Wie verändern digitale Live Permits „Arbeitsaufträge“ in einen Prozess, der mit der Realität Schritt hält?
In vielen Industriebetrieben funktionieren Arbeitserlaubnisse immer noch wie eine „Handbremse“ für die Organisation: Papier, Unterschriftenumlauf, verstreute Informationen, mangelnde Aktualität und begrenzte Sichtbarkeit dessen, was tatsächlich vor Ort geschieht. Das Problem betrifft nicht nur den Komfort – es betrifft die Sicherheit, die Verantwortlichkeit und die Fähigkeit, schnell auf Änderungen der Arbeitsbedingungen zu reagieren.
Gefährliche und kritische Arbeiten (z. B. Heißarbeiten, Arbeiten in der Höhe, Arbeiten in Gefahrenzonen, Instandhaltung während des Anlagenbetriebs) finden nicht nach einem „idealen Plan“ statt – sie geschehen in einem dynamischen, sich verändernden Raum. Genau deshalb verlieren traditionelle Arbeitsaufträge oft gegenüber der Realität: Sie aktualisieren sich nicht selbst, sie stimmen nicht damit überein, wer sich tatsächlich wo befindet, und sie schaffen keine einheitliche Version der Wahrheit für Arbeitssicherheit, Instandhaltung und externe Firmen.
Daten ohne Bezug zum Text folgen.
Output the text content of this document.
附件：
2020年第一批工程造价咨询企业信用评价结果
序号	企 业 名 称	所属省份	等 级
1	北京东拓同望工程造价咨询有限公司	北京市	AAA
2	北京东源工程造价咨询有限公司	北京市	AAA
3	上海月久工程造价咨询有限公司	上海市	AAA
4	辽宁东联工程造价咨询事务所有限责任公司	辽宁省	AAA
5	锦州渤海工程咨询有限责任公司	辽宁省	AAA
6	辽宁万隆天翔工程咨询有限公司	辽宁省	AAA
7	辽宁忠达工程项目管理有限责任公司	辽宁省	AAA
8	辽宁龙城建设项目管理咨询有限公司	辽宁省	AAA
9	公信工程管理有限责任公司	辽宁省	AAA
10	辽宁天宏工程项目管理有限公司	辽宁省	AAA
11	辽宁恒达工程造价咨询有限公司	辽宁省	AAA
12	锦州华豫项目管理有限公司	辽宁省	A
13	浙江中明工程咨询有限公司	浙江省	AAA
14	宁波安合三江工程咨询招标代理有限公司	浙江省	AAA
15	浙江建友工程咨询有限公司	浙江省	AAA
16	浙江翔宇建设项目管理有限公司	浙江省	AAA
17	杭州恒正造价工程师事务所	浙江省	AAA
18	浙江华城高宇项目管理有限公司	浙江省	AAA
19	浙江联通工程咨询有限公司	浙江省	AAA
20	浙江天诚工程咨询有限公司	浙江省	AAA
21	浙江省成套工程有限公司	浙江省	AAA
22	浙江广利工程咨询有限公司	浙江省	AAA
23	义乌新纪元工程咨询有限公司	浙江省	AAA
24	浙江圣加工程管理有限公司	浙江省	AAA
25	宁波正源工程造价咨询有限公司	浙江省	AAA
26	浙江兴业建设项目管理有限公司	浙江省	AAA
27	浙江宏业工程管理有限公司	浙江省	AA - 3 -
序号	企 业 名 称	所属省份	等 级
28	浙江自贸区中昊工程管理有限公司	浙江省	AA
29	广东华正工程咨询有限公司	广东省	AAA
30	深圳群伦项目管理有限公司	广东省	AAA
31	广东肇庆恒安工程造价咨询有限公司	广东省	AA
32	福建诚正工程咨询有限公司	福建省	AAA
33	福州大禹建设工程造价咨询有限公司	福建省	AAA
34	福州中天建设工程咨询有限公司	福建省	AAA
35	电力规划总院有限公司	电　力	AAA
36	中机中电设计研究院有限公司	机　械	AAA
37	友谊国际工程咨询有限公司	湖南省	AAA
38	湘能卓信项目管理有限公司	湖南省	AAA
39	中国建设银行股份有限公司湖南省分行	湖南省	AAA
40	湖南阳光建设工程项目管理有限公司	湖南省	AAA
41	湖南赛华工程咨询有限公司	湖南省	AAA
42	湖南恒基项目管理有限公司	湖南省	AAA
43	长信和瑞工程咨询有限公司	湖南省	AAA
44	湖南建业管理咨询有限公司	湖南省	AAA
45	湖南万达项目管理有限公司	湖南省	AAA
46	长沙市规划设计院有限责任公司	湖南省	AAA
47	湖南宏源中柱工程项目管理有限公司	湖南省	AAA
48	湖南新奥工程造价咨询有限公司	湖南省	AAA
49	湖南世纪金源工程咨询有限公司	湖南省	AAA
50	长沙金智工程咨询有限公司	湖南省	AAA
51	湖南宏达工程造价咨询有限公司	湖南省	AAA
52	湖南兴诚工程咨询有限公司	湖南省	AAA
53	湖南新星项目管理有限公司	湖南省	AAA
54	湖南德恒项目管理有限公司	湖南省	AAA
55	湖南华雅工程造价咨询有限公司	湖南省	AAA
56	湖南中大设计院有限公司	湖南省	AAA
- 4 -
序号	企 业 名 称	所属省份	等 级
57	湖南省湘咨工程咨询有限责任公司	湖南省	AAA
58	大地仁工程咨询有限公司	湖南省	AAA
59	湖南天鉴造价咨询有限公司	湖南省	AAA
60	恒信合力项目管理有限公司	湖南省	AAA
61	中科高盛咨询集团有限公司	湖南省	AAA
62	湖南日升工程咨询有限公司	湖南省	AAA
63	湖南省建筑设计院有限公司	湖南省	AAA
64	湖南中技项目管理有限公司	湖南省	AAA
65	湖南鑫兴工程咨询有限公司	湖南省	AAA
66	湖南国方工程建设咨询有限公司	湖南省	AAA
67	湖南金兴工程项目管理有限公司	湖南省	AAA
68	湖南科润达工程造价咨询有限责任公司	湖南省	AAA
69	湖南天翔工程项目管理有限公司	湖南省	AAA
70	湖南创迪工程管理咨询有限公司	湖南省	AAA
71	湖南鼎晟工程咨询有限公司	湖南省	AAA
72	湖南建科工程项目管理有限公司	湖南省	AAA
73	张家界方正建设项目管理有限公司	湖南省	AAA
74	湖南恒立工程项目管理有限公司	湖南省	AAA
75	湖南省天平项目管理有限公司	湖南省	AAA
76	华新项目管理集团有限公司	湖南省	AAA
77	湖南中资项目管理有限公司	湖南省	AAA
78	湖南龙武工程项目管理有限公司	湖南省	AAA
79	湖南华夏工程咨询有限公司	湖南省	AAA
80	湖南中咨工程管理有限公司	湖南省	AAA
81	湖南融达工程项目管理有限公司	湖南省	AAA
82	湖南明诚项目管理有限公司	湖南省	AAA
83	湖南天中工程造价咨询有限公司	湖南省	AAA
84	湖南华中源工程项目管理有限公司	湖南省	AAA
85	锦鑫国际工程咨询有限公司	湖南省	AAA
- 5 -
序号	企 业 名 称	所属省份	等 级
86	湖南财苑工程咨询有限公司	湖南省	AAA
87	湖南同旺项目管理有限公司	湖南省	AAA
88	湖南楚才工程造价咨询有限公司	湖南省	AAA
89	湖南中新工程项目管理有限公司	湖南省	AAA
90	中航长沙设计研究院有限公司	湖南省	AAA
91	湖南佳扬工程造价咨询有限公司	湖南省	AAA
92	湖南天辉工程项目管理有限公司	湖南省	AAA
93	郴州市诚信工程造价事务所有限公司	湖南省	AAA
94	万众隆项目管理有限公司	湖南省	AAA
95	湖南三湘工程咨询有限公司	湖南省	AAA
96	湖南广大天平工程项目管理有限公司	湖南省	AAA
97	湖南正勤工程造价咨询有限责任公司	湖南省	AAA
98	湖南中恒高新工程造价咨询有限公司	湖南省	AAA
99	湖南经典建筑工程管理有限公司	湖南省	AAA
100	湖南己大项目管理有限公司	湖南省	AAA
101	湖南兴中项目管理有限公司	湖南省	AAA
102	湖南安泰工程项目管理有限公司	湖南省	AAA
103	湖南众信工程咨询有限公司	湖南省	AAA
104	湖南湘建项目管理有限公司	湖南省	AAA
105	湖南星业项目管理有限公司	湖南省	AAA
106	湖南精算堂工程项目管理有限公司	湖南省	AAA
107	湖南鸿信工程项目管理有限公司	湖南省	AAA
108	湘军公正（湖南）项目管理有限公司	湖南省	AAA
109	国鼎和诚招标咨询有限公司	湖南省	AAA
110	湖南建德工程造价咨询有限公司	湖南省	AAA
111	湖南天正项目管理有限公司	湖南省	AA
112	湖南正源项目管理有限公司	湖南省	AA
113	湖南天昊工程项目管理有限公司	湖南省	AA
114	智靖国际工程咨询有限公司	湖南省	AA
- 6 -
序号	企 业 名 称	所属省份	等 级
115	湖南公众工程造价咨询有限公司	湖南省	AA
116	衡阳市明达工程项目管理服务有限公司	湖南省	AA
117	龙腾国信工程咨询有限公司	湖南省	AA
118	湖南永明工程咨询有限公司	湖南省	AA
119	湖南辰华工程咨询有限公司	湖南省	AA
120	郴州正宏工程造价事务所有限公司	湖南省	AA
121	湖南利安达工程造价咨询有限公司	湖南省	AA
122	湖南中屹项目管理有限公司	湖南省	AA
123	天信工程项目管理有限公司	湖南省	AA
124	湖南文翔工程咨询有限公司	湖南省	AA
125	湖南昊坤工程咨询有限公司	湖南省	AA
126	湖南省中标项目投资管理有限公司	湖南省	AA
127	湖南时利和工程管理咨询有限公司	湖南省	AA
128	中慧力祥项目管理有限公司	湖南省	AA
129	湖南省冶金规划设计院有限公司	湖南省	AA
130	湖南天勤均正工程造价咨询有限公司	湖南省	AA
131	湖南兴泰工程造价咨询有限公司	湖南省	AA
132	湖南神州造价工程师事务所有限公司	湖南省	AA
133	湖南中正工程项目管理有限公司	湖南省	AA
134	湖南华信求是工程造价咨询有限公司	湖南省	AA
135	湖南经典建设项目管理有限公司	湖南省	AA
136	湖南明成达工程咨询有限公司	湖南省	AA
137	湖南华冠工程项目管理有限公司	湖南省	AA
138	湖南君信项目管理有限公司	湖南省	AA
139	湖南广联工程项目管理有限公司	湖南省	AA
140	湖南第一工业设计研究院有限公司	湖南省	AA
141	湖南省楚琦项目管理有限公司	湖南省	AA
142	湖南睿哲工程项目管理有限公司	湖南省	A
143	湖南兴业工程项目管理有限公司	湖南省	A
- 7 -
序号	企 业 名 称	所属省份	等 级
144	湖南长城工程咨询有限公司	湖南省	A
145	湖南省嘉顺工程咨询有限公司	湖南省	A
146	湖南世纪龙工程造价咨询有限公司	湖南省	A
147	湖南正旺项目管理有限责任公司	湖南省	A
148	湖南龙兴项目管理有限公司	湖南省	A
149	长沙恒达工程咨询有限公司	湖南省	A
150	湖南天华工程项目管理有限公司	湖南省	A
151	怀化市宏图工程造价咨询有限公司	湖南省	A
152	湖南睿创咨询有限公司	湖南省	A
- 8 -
Live Permits sind ein Ansatz, bei dem eine Arbeitserlaubnis kein Dokument „für das Archiv“ ist, sondern ein lebendiger operativer Prozess – in Echtzeit aktualisiert, verknüpft mit dem Standort und dem Status der Aktivitäten vor Ort. So bauen wir das System bei InnerWeb.
Herausforderung: Sicherheit vs. Geschwindigkeit vs. operative Komplexität
Bevor wir zur Technologie kommen, lohnt es sich, die Reibungspunkte zu benennen, die praktisch immer in Arbeitserlaubnisprozessen auftreten:
• Mehrschichtige Verantwortung: Arbeitssicherheit, Instandhaltung, Produktion, Werksschutz, Brandschutz, Aufsicht – jeder hat seinen Teil des Risikos und sein „notwendiges Minimum“.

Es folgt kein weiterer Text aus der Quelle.